Face à cette déscolarisation des filles qui malheureusement est perçue comme normale, la presse n’est pas téléspectatrice ; des efforts sont fournis. L’animatrice de la radio communautaire Soleil Levant, Nathalie MUBIGALO, parle de la contribution des émissions radios en faveur de la scolarisation des jeunes filles et de l’alphabétisation des filles mères de Nyiragongo :

‘’Dans mes émissions j’apprends et j’encourage les filles de continuer avec leurs études ; elles doivent continuer à vivre leur vie. Dans les sensibilisations j’apprends aux parents et je les encourage d’envoyer les enfants filles à l’école.

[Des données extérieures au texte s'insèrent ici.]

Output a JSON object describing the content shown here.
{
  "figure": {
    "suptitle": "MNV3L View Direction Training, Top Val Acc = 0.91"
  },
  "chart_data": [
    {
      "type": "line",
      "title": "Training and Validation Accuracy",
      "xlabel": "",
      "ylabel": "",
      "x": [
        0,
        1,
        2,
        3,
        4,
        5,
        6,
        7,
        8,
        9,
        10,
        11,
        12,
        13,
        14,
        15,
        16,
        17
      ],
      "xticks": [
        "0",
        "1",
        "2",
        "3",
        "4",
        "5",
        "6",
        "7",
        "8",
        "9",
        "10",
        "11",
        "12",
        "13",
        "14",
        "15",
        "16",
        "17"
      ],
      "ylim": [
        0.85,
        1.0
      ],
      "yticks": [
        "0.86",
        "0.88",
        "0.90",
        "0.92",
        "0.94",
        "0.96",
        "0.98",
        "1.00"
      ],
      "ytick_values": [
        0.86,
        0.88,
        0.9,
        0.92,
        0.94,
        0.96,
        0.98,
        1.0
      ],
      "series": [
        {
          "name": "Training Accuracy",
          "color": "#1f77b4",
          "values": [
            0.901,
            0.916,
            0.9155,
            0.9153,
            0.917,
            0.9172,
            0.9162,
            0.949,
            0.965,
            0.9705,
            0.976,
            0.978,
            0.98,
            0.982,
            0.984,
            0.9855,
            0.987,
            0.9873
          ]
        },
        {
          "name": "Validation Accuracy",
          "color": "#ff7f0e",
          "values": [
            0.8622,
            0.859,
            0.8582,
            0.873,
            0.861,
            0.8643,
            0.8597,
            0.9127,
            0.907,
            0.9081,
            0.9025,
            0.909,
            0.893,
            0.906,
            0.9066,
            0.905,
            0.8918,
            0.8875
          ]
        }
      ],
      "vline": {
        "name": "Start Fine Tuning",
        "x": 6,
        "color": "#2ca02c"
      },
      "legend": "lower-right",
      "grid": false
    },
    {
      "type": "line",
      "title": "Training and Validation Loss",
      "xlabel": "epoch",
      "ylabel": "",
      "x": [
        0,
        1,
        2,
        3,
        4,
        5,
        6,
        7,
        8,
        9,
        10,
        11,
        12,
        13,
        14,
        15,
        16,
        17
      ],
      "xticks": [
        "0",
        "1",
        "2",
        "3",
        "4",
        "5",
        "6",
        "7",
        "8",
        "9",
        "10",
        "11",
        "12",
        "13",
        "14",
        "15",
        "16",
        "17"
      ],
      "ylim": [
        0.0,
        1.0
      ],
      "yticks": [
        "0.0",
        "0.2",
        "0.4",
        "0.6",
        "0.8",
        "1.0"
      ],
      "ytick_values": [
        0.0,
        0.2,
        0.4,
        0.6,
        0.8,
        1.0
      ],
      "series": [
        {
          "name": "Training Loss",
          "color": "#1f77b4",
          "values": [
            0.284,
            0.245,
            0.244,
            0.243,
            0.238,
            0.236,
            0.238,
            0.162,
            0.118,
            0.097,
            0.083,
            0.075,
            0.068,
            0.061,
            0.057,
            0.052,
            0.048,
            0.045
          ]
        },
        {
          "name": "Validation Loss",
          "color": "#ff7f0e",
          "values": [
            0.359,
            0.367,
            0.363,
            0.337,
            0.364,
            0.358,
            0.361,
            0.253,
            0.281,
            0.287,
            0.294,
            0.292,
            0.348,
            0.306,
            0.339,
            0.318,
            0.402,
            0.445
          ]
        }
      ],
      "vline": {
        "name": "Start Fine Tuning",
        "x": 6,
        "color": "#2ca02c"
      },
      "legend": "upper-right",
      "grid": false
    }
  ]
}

Bien que ce n’est pas facile de faire comprendre à un papa qui se met dans la tête depuis qu’il est, il sait qu’éduquer une fille c’est perdre de l’argent, mais, moi je leur donne mon exemple, je suis une femme, je suis journaliste, je travaille et j’apporte quelque chose à la maison et mon mari aussi et, cela nous aide. Et si une femme travaille, cela lui rend indépendante et ça lui donne une valeur dans la communauté. Le défi qui reste à relever c’est aller jusqu’au fin fond et rééduquer encore les communautés qui savent qu’éduquer les femmes c’est perdre l’argent ou perdre le temps puisque la femme ou la fille va se marier un jour et faire sa famille avec son homme.’’

L’égalité des chances c’est aussi promouvoir l’éducation des filles de Nyiragongo. Malgré les efforts fournis, beaucoup reste à faire pour mettre fin à ce cycle et, peut-être la fille de Nyiragongo ne sera plus vue comme la ménagère éternelle.